Commentary: Mother's Day

Commentary: Mother's Day
Photo: Lee Thomas
Ray Paulick
Editor-in-Chief

It was a pretty good week for Peter Fuller, the octogenarian owner and breeder from Watertown, Mass., best known as the only man to lose the Kentucky Derby by disqualification.

Fuller got his first racing victory of the year June 3 when I’vegottabeme, his homebred son of Albert the Great, eked out a narrow maiden claiming win at Delaware Park. First prize money of $13,200 will help make a few mares go round.

But what happened five days earlier made Fuller’s heart really soar. Mom’s Command, the champion homebred filly he raced in the 1980s, was elected to the National Museum of Racing and Hall of Fame. The May 29 announcement came four months after Mom’s Command’s death at the age of 25. The daughter of the Bold Ruler stallion Top Command, out of the Pia Star mare Star Mommy, had fallen short numerous times in Hall of Fame voting. In 2006, she didn’t even get on the final ballot.

“I’m thrilled that ‘Mom’ finally made it,” said Fuller, who conceded that her recent death probably put Mom’s Command over the top in the voting."

“It was fun to finally be able to have something really nice happen,” he said, “instead of the incident that occurred a long time ago.”

Fuller was speaking, of course, about the 1968 Kentucky Derby, a race won on the track by Dancer’s Image, a Fuller homebred who charged from the back of the 14-horse field to defeat Calumet Farm’s Forward Pass by 1½ lengths. A subsequent ruling by the stewards, backed up by the Kentucky State Racing Commission and the courts, disqualified Dancer’s Image from the Derby win after the then-banned substance phenylbutazone was detected in a post-race urine test. Phenylbutazone, or Bute, was subsequently legalized.

Fuller, 84, a boxer in his younger days, never gave up the fight on behalf of Dancer’s Image, but he’s never allowed it to sour him on the game. “Racing keeps me going,” he said.

There is a touch of irony that Mom’s Command will be inducted into the Hall of Fame the same year as the trainer of Forward Pass, Henry Forrest, who was elected by the Historic Review Committee.

The rise of Mom’s Command 16 years later erased some of the sting inflicted on Fuller by the Derby DQ, but even then he had to endure public criticism when he insisted that his daughter Abigail ride the filly.

One of seven girls in the Fuller family, Abby was aboard for all but two of Mom’s Command’s races. The spotlight on the young rider wasn’t always pretty, but ultimately “Mom” and Abby made quite a team, winning nine races together, including the four biggest grade I stakes for 3-year-old fillies in New York: the Acorn, Mother Goose, Coaching Club American Oaks, and Alabama Stakes. On the strength of those victories (the first three were considered by many the Fillies’ Triple Crown), Mom’s Command was voted an Eclipse Award as outstanding 3-year-old filly of 1985.
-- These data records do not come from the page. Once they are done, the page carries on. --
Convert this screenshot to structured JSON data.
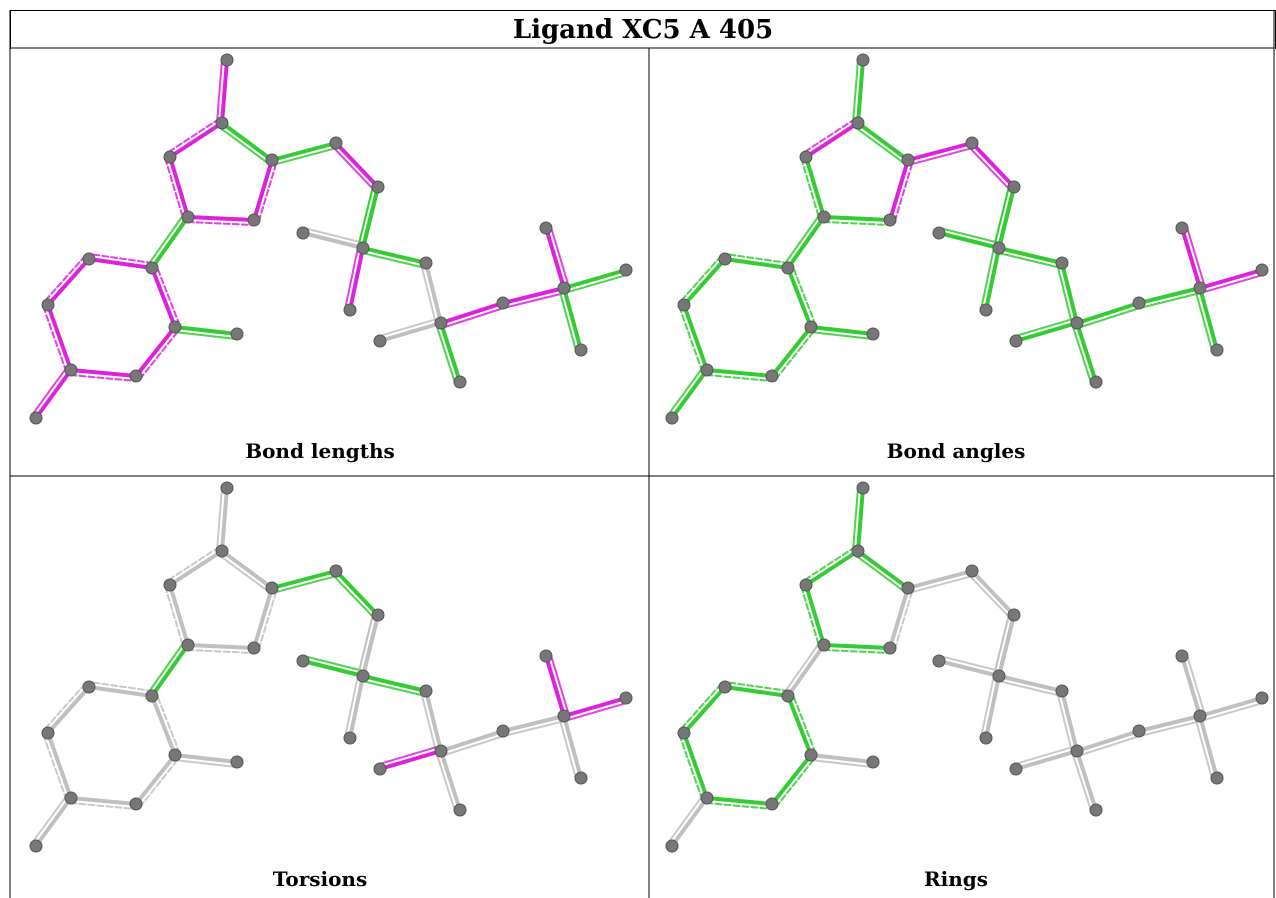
{
  "title": "Ligand XC5 A 405",
  "colors": {
    "pass": "#33cc33",
    "outlier": "#dd22dd",
    "neutral": "#c0c0c0",
    "atom": "#777777"
  },
  "panels": [
    {
      "label": "Bond lengths",
      "bonds": [
        "outlier",
        "outlier",
        "pass",
        "outlier",
        "outlier",
        "outlier",
        "pass",
        "pass",
        "outlier",
        "outlier",
        "outlier",
        "outlier",
        "outlier",
        "outlier",
        "outlier",
        "pass",
        "outlier",
        "pass",
        "neutral",
        "outlier",
        "pass",
        "neutral",
        "neutral",
        "pass",
        "outlier",
        "outlier",
        "outlier",
        "pass",
        "pass",
        "pass"
      ]
    },
    {
      "label": "Bond angles",
      "bonds": [
        "pass",
        "outlier",
        "pass",
        "pass",
        "pass",
        "outlier",
        "pass",
        "outlier",
        "outlier",
        "pass",
        "pass",
        "pass",
        "pass",
        "pass",
        "pass",
        "pass",
        "pass",
        "pass",
        "pass",
        "pass",
        "pass",
        "pass",
        "pass",
        "pass",
        "pass",
        "pass",
        "outlier",
        "outlier",
        "pass",
        "pass"
      ]
    },
    {
      "label": "Torsions",
      "bonds": [
        "neutral",
        "neutral",
        "neutral",
        "neutral",
        "neutral",
        "neutral",
        "pass",
        "pass",
        "pass",
        "neutral",
        "neutral",
        "neutral",
        "neutral",
        "neutral",
        "neutral",
        "neutral",
        "neutral",
        "neutral",
        "pass",
        "neutral",
        "pass",
        "neutral",
        "outlier",
        "neutral",
        "neutral",
        "neutral",
        "outlier",
        "outlier",
        "neutral",
        "neutral"
      ]
    },
    {
      "label": "Rings",
      "bonds": [
        "pass",
        "pass",
        "pass",
        "pass",
        "pass",
        "neutral",
        "neutral",
        "neutral",
        "neutral",
        "pass",
        "pass",
        "pass",
        "pass",
        "pass",
        "pass",
        "neutral",
        "neutral",
        "neutral",
        "neutral",
        "neutral",
        "neutral",
        "neutral",
        "neutral",
        "neutral",
        "neutral",
        "neutral",
        "neutral",
        "neutral",
        "neutral",
        "neutral"
      ]
    }
  ]
}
That same year, Fuller pushed for a match race against Fran’s Valentine, the first-place finisher in the inaugural Breeders’ Cup Juvenile Fillies (gr. I) the previous year who was disqualified from the win for interference. The specter of Ruffian, who had died in a match race 10 years earlier, led to the idea being spiked. “I was crazy enough that if Fran’s Valentine hadn’t still been on the docket I would have had Mom go in the Travers (gr. I) because I thought her speed would have kept Chief’s Crown from catching her,” Fuller said. “I still love (former jockey) Angel Cordero’s quote: ‘I love Abby, but I’m sick of looking at her ass!’ ”

Fuller has had some moments worth remembering in the sport—some good and some bad. The Aug. 6 Hall of Fame induction ceremonies in Saratoga Springs, N.Y., will add to that collection.